Landmark Mt. Auburn Cemetery Established by Legislature
MassMoments reminds us that on this day – June 23, 1831 – the Legislature granted the Massachusetts Horticultural Society permission to purchase land to establish an experimental garden and a rural cemetery.This decision led to the creation of the landmark Mt. Auburn Cemetery – the first large-scale designed landscape open to the public in the United States. This concept was copied widely throughout the United States, giving birth to the rural cemetery movement and the tradition of garden cemeteries. The Lowell Cemetery established in 1841 was part of this movement.
…in 1831, the legislature granted the Massachusetts Horticultural Society permission to purchase land for use as an experimental garden and a rural cemetery.
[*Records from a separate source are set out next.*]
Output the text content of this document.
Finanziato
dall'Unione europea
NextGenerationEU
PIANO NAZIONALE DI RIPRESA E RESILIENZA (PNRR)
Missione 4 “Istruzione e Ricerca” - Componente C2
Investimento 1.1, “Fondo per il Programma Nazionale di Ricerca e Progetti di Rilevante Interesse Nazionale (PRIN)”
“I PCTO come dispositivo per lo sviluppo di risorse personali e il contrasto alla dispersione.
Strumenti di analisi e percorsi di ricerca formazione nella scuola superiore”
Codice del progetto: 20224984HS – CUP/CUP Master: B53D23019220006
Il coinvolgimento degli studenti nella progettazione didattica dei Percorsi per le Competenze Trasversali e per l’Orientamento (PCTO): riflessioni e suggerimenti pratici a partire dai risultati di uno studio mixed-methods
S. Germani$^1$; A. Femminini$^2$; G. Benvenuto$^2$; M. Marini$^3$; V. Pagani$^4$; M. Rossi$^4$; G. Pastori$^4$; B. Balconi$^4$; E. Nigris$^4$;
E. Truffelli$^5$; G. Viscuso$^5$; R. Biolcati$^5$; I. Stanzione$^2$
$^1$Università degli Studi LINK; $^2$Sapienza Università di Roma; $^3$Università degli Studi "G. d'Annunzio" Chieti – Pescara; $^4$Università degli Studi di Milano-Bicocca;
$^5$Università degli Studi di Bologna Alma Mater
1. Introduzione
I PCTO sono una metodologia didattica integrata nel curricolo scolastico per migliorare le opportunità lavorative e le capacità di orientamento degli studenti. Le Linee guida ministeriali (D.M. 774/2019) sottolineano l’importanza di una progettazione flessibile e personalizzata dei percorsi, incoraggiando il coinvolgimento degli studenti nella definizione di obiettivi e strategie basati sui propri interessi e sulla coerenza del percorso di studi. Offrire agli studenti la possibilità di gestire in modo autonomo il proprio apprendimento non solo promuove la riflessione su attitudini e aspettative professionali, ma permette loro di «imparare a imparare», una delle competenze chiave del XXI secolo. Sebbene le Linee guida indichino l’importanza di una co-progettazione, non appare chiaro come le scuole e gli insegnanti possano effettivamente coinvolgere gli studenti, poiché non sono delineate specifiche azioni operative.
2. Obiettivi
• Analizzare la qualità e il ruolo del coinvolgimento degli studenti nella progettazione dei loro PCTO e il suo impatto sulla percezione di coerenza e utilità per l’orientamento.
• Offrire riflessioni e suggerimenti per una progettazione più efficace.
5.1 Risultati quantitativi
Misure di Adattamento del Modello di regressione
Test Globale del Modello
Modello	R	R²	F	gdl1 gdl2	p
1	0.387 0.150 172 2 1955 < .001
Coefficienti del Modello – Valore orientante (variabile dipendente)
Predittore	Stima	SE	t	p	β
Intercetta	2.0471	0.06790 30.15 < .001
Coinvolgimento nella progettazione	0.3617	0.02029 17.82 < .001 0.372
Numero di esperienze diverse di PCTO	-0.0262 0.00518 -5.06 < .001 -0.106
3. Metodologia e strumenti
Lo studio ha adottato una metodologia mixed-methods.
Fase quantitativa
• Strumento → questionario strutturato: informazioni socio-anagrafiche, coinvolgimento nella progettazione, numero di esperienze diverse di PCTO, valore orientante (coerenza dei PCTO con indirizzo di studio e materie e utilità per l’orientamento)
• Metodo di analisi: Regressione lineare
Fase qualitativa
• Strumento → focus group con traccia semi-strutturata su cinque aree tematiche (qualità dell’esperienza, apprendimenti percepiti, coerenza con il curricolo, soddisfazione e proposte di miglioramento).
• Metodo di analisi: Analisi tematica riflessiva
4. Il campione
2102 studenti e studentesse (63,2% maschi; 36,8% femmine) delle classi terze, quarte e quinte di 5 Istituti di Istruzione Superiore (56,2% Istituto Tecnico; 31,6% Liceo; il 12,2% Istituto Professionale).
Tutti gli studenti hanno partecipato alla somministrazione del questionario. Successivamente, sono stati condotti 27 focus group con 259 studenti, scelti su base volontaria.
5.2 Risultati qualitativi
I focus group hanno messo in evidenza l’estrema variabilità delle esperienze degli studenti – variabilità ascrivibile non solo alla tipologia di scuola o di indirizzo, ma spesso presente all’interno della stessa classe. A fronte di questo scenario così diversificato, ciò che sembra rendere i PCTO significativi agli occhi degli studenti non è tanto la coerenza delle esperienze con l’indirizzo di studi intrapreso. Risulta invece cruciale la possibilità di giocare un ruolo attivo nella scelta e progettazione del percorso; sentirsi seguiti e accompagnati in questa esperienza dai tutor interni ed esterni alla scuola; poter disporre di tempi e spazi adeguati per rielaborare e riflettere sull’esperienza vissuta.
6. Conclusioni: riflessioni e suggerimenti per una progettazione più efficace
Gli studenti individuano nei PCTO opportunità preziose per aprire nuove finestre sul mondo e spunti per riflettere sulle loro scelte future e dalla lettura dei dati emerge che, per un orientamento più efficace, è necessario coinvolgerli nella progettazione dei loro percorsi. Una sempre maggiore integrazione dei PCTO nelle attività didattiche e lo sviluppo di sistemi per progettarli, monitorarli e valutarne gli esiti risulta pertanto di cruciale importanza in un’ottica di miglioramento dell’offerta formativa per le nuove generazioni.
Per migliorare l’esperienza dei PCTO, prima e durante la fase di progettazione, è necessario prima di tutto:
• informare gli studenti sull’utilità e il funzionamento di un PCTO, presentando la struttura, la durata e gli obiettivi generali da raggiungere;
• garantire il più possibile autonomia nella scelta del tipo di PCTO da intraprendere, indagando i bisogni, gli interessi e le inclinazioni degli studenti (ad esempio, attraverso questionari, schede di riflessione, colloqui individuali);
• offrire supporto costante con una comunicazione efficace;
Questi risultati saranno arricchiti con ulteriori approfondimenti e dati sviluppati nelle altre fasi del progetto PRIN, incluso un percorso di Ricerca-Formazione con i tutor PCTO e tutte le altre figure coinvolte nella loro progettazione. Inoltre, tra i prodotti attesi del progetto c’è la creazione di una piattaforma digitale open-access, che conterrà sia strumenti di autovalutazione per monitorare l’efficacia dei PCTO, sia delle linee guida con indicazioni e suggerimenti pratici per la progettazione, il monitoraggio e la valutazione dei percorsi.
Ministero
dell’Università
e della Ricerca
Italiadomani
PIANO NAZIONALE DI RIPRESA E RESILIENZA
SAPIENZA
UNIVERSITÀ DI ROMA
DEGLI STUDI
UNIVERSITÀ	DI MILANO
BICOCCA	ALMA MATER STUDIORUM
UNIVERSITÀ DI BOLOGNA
Located on the border of Cambridge and Watertown, the garden failed, but the cemetery became world famous. As the first rural cemetery in America, Mount Auburn pioneered the idea of burying the dead not in urban churchyards but in a beautifully designed, naturalistic landscape on the outskirts of the city. The idea caught on and eventually led to the creation of public parks in metropolitan areas. 180 years after the cemetery was consecrated, the dead are still being laid to rest along Mount Auburn’s winding paths, in her wooded dells, and on her gentle hillsides.
Read more about the Mt. Auburn Cemetery here at MassMoments.com and here at the Mt. Auburn Cemetery website.
And a Lowell Connection…
Col Edward F. Jones, the commander of the Massachusetts 6th leading the troops through Baltimore is buried there. He joined from Pepperell and later led the MA 26th which was recruited heavily in Lowell.